Ce billet réagit à l'article, paru hier sous la plume de Jean-Marc Vittori dans Les Échos, intitulé « Pourquoi l’Amérique bat l’Europe à plate couture ». Il illustre la sinistre indigence de la réflexion sur la crise de l'euro, avec pourtant près de trois années de recul, de la part de la presse économique et financière.

 

Naufrage après naufrage, de la part de ces faiseurs d'opinion, vulgarisateurs, et autres essayistes, la fidélité de leur lectorat, qui provient de cadres et professions supérieures, ne se dément pas.
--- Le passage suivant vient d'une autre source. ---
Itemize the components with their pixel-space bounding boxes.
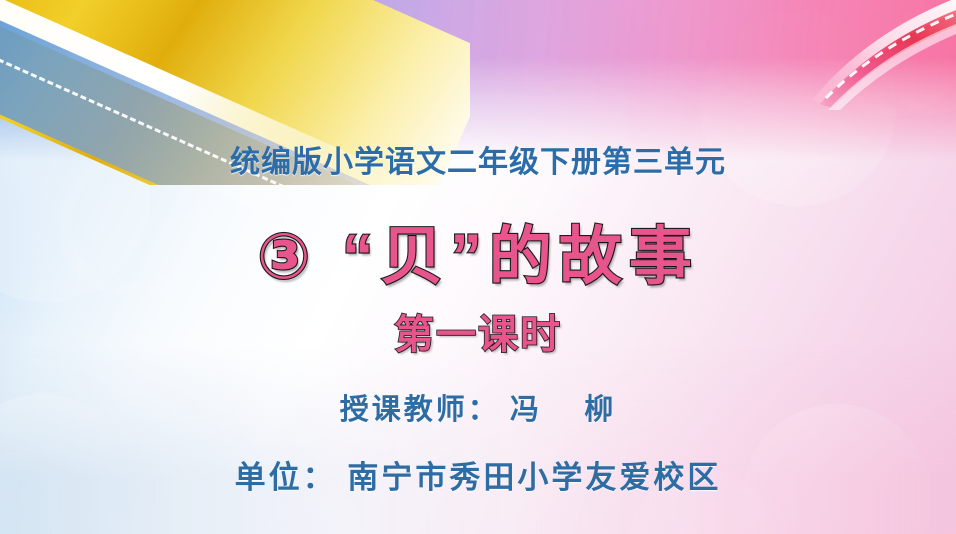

C'est une énigme qui mériterait de figurer au premier plan de la recherche en épistémologie sociale, neurosciences etc.

 

Jugez plutôt.

 

Fin juillet 2007, les chroniqueurs, et experts les plus pointus (obtus ?) des marchés financiers, du journal Les Échos livraient leur analyse des prémices de la crise des subprimes dans un article au titre ci-après : « Le mégrakrach n'aura pas lieu ». Censé appuyer ce pronostic, les auteurs déploient toute une batterie de lieux communs propres au discours du capitalisme néolibéral financiarisé :

« L'idée que les marchés sont dopés par un excès d'endettement, et sont sur le point d'exploser, est devenue assez banale. Le risque est évidemment celui d'une contagion Nous pensons toutefois que ce scénario de type « trou noir » est exagéré pour deux raisons. [...] L'innovation financière est le fait de petites équipes ultra-incitées, sous la surveillance d'un contrôle des risques high-tec [...] Le « business model » des fonds d'investissement est donc plus solide [...] le risque de la dette n'est plus supporté par quelques acteurs (les banques, les assurances), mais réparti dans l'ensemble de l'économie [...] Une preuve indirecte du caractère plus sûr de l'environnement financier est la baisse très forte de la volatilité sur les différents marchés depuis 2002. [...] Le danger d'une explosion financière, et donc le besoin de régulation, n'est peut-être pas si grand qu'on ne le pense. »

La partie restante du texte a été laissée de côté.